Nupedia aimed to form an online community of volunteers who would create content and perform expert review. But the system for soliciting and producing articles was cumbersome, and progress was slow.

Eventually the group turned to free, open Wiki software ("Wiki" is Hawaiian for "fast") to make it easy for volunteers to submit content and even change each other's work.

Soon, the infectious qualities of Wikipedia made it subsume Nupedia. Sanger says he intended to keep nurturing Nupedia's expert-review idea as well, but he was laid off from Bomis in 2002, apparently because of cost-cutting in the dot-com bust.

After a brief return to academia, Sanger spent over a year with the privately financed Digital Universe project, which follows a more traditional encyclopedia model, albeit online.

But he still harbored unease about how Wikipedia was so open to abuse. When a shaken Seigenthaler called him to vent about the incident with his bio, Sanger decided it was time for a fork.

A fork, in software-development terms, is when everything about Project A gets copied by Project B, and from there they follow separate routes.
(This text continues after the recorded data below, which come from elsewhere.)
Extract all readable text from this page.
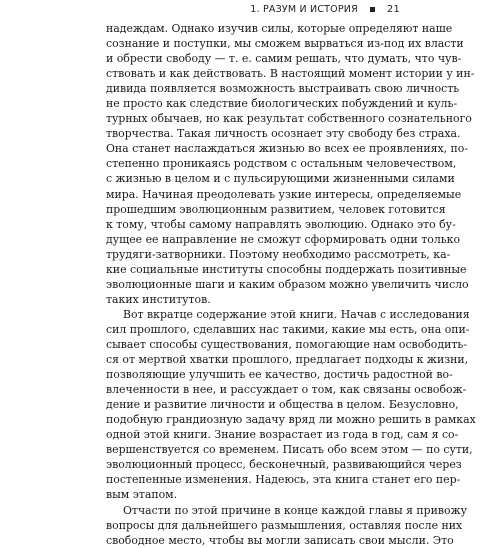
1. РАЗУМ И ИСТОРИЯ	21
надеждам. Однако изучив силы, которые определяют наше
сознание и поступки, мы сможем вырваться из-под их власти
и обрести свободу — т. е. самим решать, что думать, что чув-
ствовать и как действовать. В настоящий момент истории у ин-
дивида появляется возможность выстраивать свою личность
не просто как следствие биологических побуждений и куль-
турных обычаев, но как результат собственного сознательного
творчества. Такая личность осознает эту свободу без страха.
Она станет наслаждаться жизнью во всех ее проявлениях, по-
степенно проникаясь родством с остальным человечеством,
с жизнью в целом и с пульсирующими жизненными силами
мира. Начиная преодолевать узкие интересы, определяемые
прошедшим эволюционным развитием, человек готовится
к тому, чтобы самому направлять эволюцию. Однако это бу-
дущее ее направление не сможут сформировать одни только
трудяги-затворники. Поэтому необходимо рассмотреть, ка-
кие социальные институты способны поддержать позитивные
эволюционные шаги и каким образом можно увеличить число
таких институтов.
Вот вкратце содержание этой книги. Начав с исследования
сил прошлого, сделавших нас такими, какие мы есть, она опи-
сывает способы существования, помогающие нам освободить-
ся от мертвой хватки прошлого, предлагает подходы к жизни,
позволяющие улучшить ее качество, достичь радостной во-
влеченности в нее, и рассуждает о том, как связаны освобож-
дение и развитие личности и общества в целом. Безусловно,
подобную грандиозную задачу вряд ли можно решить в рамках
одной этой книги. Знание возрастает из года в год, сам я со-
вершенствуется со временем. Писать обо всем этом — по сути,
эволюционный процесс, бесконечный, развивающийся через
постепенные изменения. Надеюсь, эта книга станет его пер-
вым этапом.
Отчасти по этой причине в конце каждой главы я привожу
вопросы для дальнейшего размышления, оставляя после них
свободное место, чтобы вы могли записать свои мысли. Это
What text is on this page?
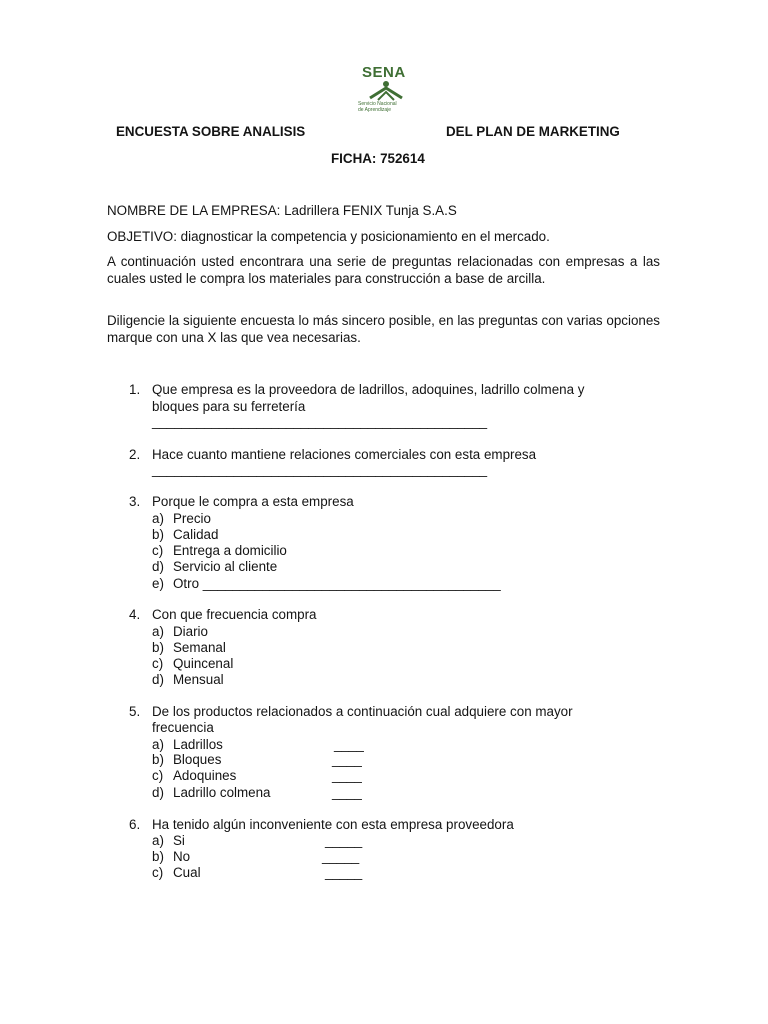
SENA
Servicio Nacional
de Aprendizaje
ENCUESTA SOBRE ANALISIS	DEL PLAN DE MARKETING
FICHA: 752614
NOMBRE DE LA EMPRESA: Ladrillera FENIX Tunja S.A.S
OBJETIVO: diagnosticar la competencia y posicionamiento en el mercado.
A continuación usted encontrara una serie de preguntas relacionadas con empresas a las cuales usted le compra los materiales para construcción a base de arcilla.
Diligencie la siguiente encuesta lo más sincero posible, en las preguntas con varias opciones marque con una X las que vea necesarias.
1. Que empresa es la proveedora de ladrillos, adoquines, ladrillo colmena y
bloques para su ferretería
_____________________________________________
2. Hace cuanto mantiene relaciones comerciales con esta empresa
_____________________________________________
3. Porque le compra a esta empresa
a) Precio
b) Calidad
c) Entrega a domicilio
d) Servicio al cliente
e) Otro ________________________________________
4. Con que frecuencia compra
a) Diario
b) Semanal
c) Quincenal
d) Mensual
5. De los productos relacionados a continuación cual adquiere con mayor
frecuencia
a) Ladrillos	____
b) Bloques	____
c) Adoquines	____
d) Ladrillo colmena	____
6. Ha tenido algún inconveniente con esta empresa proveedora
a) Si	_____
b) No	_____
c) Cual	_____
A fork of Wikipedia is allowed under its "copyleft " license that lets anyone use its content as long as they are equally generous with their output.

In other words, Sanger could cut the vastness of Wikipedia and paste it into a new site, then put it through his own meat grinder, complete with rules about real names and expert review.

Last year, Sanger began organizing Citizendium as a fork of Wikipedia. He raised $35,000 from a foundation and a private donor. But he found it hard to motivate the volunteers he recruited online.

"I didn't see the kind of excitement I saw in the early days of Wikipedia," he says. "You get excited about something if you've taken responsibility for it, if you've created it yourself. By conceiving of ourselves as a big mop-up organization for Wikipedia, we essentially lock ourselves into being a version of Wikipedia. ... In order to have a robust, distinct identity, it's important, I think, that we start over."

Citizendium has been operating in a limited manner that ends with this week's official launch. Its volunteer base numbers roughly 900 authors and 200 editors. The site has 1,100 articles, with 11 "approved" by editors, meriting them a green check mark. Volunteers can revise any article, though already-approved entries are labeled as separate "drafts" while they're being rewritten again.

Because the sign-up and other steps are the antithesis of Wikipedia's brazen ease, it's hard to imagine Citizendium garnering 3 million member accounts, as Wikipedia has.

Then again, many of those accounts sit unused. Wikipedia's own statistics show that in September, the most recent month for such data, 43,000 people were considered "active" — they each contributed to more than five articles for the English site.

The category of "very active Wikipedians" — those who worked on more than 100 items — numbered 4,330.

"Let's say we only have one-quarter of the contributors of Wikipedia," Sanger says. "Would we be able to create a credible competitor for Wikipedia within not too many years? Yes, I think."

But Sanger allows himself an even grander dream — that Citizendium's professionalism and civility end up attracting more people than the self-organizing hue and cry of Wikipedia.

"I don't see why not," he says. "This kind of thing hasn't been tested."